One SEO professional asked John during the submitted questions Q&A about spammy backlinks.
This SEO pro went ahead and added thousands of these links to a disavow file. However, they are concerned they may have taken out some good links in the process. And there wasn’t a manual action levied against the site.
They are wondering if it is a good idea to test this by removing the disavow file, and then adding it back in if things didn’t improve.
John answered that his assumption is that for most websites, you don’t need to use the disavow file.
It’s easy to get things wrong. But that doesn’t mean all sites shouldn’t ever be using it.
From that perspective, it’s hard for John to say that SEO professionals will absolutely see an improvement or any sort of problem regarding the disavow.
However, he would take this as something where you can go through your disavow file and incrementally take out individual parts of the disavow and see how this works.
This way, you can remove some of the risk by just blindly switching things on and off – and figuring out which parts of the funnel actually don’t cause any problems.
And perhaps in the end, you will figure out that you didn’t need this at all.
It also takes away the risk of “if I turn this off completely, will everything blow up?” Which is likely not to happen. It should be fine.
This happens at approximately the 33:34 mark in the video.
John Mueller Hangout Transcript
John (Submitted Question) 33:34
Let’s see, I think we talked about the different states. I have a site that has a lot of weird spam links pointing to it. I added thousands of these to the disavow file. But I’m concerned that I might have taken out some good links in the process. There was never a manual action.

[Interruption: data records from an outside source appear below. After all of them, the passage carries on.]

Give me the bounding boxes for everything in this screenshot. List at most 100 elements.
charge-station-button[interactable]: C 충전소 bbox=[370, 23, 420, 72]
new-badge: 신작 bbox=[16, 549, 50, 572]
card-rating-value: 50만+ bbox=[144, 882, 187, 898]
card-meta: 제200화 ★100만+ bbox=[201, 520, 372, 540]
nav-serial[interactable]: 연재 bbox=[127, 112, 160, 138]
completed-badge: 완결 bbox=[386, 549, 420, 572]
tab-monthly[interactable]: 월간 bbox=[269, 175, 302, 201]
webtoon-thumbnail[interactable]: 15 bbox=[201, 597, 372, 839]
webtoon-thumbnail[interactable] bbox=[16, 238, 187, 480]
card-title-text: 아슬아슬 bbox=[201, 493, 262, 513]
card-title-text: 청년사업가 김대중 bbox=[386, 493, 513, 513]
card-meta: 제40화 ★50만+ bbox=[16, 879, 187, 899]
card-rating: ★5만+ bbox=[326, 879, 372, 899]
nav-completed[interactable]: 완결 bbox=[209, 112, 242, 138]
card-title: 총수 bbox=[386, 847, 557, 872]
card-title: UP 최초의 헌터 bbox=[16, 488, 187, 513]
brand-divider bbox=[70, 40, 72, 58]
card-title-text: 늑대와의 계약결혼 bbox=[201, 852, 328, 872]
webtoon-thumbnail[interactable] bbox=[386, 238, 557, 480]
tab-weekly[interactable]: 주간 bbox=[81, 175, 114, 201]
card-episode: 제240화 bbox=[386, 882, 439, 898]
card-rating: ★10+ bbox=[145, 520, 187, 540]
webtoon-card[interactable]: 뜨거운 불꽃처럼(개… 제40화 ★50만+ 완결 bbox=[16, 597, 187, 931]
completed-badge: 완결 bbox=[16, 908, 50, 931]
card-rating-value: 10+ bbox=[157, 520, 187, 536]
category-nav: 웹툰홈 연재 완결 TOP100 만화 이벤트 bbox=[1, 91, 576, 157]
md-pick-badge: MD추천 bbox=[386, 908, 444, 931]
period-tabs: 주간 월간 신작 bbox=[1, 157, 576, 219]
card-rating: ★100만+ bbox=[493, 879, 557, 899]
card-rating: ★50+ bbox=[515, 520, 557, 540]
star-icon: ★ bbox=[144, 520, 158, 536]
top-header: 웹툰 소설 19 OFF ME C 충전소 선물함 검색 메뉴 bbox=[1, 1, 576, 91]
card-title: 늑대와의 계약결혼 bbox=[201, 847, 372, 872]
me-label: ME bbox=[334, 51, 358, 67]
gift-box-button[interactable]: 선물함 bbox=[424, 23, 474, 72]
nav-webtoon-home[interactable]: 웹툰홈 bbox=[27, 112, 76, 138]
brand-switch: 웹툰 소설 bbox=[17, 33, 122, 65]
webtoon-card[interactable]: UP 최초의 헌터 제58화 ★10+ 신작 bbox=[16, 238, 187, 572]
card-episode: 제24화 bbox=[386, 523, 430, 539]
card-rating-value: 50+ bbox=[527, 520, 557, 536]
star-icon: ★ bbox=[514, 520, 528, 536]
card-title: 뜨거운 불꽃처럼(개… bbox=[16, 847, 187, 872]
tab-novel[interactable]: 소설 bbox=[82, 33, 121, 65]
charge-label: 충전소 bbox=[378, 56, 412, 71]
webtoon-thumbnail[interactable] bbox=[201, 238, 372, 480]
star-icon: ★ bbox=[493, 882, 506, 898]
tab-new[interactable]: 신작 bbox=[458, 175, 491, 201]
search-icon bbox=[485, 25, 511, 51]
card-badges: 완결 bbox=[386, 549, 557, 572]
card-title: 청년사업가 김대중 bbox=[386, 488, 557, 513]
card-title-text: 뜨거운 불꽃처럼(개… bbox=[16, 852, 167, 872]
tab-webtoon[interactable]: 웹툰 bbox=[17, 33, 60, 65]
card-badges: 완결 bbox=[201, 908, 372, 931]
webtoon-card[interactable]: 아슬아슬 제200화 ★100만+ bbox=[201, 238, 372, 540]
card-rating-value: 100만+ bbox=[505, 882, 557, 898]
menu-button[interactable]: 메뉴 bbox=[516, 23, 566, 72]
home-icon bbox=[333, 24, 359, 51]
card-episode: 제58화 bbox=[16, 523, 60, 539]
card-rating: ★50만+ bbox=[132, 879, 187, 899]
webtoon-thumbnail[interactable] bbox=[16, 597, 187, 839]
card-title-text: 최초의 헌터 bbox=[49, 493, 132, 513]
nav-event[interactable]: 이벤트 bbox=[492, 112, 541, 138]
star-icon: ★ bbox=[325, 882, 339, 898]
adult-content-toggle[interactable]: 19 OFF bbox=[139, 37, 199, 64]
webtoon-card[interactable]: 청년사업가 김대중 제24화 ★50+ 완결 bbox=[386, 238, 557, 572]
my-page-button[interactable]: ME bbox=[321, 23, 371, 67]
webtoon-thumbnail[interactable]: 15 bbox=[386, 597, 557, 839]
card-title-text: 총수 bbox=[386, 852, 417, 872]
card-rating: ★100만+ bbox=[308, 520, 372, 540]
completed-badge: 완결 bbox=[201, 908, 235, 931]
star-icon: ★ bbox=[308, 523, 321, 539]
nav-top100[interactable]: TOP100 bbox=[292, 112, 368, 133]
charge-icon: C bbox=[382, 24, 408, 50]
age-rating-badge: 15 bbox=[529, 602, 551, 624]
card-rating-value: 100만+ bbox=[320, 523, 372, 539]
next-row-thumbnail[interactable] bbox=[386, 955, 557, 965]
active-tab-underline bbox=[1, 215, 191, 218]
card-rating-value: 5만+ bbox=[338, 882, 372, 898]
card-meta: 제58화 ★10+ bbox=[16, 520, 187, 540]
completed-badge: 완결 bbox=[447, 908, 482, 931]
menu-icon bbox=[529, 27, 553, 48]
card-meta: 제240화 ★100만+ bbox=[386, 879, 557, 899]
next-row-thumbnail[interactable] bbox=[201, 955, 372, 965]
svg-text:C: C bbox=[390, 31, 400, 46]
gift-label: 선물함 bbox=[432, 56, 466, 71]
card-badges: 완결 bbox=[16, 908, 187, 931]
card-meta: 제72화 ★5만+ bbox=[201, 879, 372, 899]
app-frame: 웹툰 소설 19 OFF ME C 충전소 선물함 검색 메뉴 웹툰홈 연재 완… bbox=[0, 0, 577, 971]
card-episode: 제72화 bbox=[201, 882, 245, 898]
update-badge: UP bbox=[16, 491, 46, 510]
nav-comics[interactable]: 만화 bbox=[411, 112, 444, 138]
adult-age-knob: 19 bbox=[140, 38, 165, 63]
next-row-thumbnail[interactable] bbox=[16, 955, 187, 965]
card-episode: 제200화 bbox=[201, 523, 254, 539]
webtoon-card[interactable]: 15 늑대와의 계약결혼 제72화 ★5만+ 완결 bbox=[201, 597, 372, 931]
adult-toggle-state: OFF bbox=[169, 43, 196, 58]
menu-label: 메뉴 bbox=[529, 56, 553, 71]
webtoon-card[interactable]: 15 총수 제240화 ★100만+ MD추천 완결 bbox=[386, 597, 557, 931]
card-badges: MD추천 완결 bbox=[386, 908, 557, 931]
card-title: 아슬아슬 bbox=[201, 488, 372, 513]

So I’m wondering whether it would be wise to test this by removing the disavow file with the option of adding it again later if things didn’t improve. I mean, you can always test this kind of thing.
John (Answer) 34:00
So my assumption is that for most websites, you don’t need to use the disavow file. And it’s easy to get things wrong. But that doesn’t mean that all websites should never use it. So from that point of view, it’s hard for me to say that you will see an improvement or kind of a–sort of a problem with regards to that.
But I would almost take this as something where you go incrementally through your disavow file, and maybe split it up into parts and then incrementally take out individual parts and see how that works for you. And that way, you kind of remove some of the risk by just kind of like blindly switching things on and off to kind of figuring out which parts of the file actually don’t cause any problems.
And maybe in the end, you’ll figure out that well, you didn’t need this at all. But it kind of takes away that risk of like, if I turn this off completely, will everything blow up? Which probably it won’t, probably it’ll be fine.